I've seen a lot of refusals for people from cultures where wedding ceremonies are complicated and very important. If people leave out some of it (to do later with more family or whatever else), there's a risk officers won't see it as a genuine marriage, for example. Very fast marriages, after one year or less of dating, relationships with a big age difference (I've seen some with 30+ years difference get approved as well, though), lack of a common language both are proficient at, not giving enough or satisfactory proof, etc.

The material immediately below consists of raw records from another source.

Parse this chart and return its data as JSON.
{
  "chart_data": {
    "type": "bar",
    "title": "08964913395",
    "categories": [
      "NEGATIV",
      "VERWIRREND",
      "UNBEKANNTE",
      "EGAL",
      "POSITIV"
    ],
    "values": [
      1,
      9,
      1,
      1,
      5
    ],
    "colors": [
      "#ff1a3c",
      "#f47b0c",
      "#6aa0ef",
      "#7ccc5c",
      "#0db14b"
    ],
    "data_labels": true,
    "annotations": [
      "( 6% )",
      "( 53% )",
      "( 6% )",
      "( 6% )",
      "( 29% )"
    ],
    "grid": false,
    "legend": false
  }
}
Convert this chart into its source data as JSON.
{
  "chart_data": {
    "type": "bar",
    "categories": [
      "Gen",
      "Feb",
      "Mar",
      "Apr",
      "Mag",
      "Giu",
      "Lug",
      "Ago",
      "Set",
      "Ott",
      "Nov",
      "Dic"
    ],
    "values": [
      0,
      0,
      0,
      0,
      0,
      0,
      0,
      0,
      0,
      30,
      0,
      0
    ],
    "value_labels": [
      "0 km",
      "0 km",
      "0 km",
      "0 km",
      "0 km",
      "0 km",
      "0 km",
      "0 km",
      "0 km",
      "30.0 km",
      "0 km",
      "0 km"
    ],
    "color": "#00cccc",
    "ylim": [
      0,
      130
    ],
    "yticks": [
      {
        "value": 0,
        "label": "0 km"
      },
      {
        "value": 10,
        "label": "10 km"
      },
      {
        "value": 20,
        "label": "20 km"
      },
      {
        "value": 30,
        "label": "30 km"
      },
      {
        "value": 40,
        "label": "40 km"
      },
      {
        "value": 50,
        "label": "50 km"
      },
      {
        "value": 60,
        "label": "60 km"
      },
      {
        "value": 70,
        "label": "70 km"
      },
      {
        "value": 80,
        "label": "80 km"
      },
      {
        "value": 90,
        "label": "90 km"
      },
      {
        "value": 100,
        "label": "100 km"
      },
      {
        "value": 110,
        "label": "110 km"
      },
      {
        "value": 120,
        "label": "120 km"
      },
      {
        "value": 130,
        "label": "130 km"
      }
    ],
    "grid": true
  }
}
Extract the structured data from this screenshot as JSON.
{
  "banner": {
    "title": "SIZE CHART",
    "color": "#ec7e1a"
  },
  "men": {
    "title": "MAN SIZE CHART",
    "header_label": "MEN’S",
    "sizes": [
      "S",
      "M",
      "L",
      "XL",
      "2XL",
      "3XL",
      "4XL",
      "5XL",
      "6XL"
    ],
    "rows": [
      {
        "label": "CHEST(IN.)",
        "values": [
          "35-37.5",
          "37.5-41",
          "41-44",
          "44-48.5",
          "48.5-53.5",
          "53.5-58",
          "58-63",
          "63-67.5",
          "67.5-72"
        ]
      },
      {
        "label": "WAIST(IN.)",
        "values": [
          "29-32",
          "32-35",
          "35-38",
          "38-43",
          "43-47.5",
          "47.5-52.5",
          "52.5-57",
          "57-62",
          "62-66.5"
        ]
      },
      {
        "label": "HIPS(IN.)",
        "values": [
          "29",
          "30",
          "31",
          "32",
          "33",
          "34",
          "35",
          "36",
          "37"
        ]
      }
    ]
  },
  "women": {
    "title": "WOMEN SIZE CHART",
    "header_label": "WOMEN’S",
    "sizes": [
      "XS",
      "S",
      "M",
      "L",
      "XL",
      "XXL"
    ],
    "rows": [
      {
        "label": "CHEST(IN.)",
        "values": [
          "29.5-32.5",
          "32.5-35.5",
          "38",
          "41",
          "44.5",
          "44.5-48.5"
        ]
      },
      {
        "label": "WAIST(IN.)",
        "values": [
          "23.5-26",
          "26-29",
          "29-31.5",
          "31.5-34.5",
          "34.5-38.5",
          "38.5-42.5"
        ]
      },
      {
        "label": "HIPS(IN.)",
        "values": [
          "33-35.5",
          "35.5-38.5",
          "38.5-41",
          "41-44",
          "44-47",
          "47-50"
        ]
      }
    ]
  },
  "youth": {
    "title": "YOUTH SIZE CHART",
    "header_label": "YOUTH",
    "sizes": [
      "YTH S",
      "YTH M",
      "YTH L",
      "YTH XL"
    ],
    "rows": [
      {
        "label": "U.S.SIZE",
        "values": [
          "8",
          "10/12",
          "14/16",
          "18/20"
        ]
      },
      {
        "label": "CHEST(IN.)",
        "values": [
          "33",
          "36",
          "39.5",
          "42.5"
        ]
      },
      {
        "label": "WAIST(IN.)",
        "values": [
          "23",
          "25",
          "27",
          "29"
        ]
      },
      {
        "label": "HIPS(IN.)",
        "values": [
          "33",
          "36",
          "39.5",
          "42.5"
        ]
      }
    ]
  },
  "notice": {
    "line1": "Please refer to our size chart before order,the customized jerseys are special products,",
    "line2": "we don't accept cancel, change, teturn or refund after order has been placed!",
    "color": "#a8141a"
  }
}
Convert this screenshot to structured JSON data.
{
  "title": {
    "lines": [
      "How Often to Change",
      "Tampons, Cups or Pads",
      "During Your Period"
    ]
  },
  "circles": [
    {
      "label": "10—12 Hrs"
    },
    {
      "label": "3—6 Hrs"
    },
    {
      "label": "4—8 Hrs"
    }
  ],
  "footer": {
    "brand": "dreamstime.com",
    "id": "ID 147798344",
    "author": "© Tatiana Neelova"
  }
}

But there's sadly definitely a trend - those from non visa exempt third world countries have a much harder time. It's not that often that someone from the US or Germany gets rejected, especially for a bogus reason, you know? The thread is mostly populated with people from Africa, south Asia, and the Middle East. It seems there's also cultural gaps at play - officers want to see A, but culturally that A never happens so then what, etc.
There was a really infuriating story a few weeks ago where someone from the Middle East got refused because the officer saw on their pictures that the lady was wearing the ring on the wrong hand and that made her think the marriage wasn't genuine. Only all of those pictures were selfies and selfies mirror the image when you take it. It happened in an interview and they take your phone away so the lady wasn't able to show the officer that mirroring effect. She asked if she could bring in her phone, but nope. And so they got refused.
The system works well and as it should for the most part. But like with anything else, there are those who fall through the cracks on both sides - I'm sure there's people who managed to game the system and there's also people in genuine relationships that have to appeal rejections.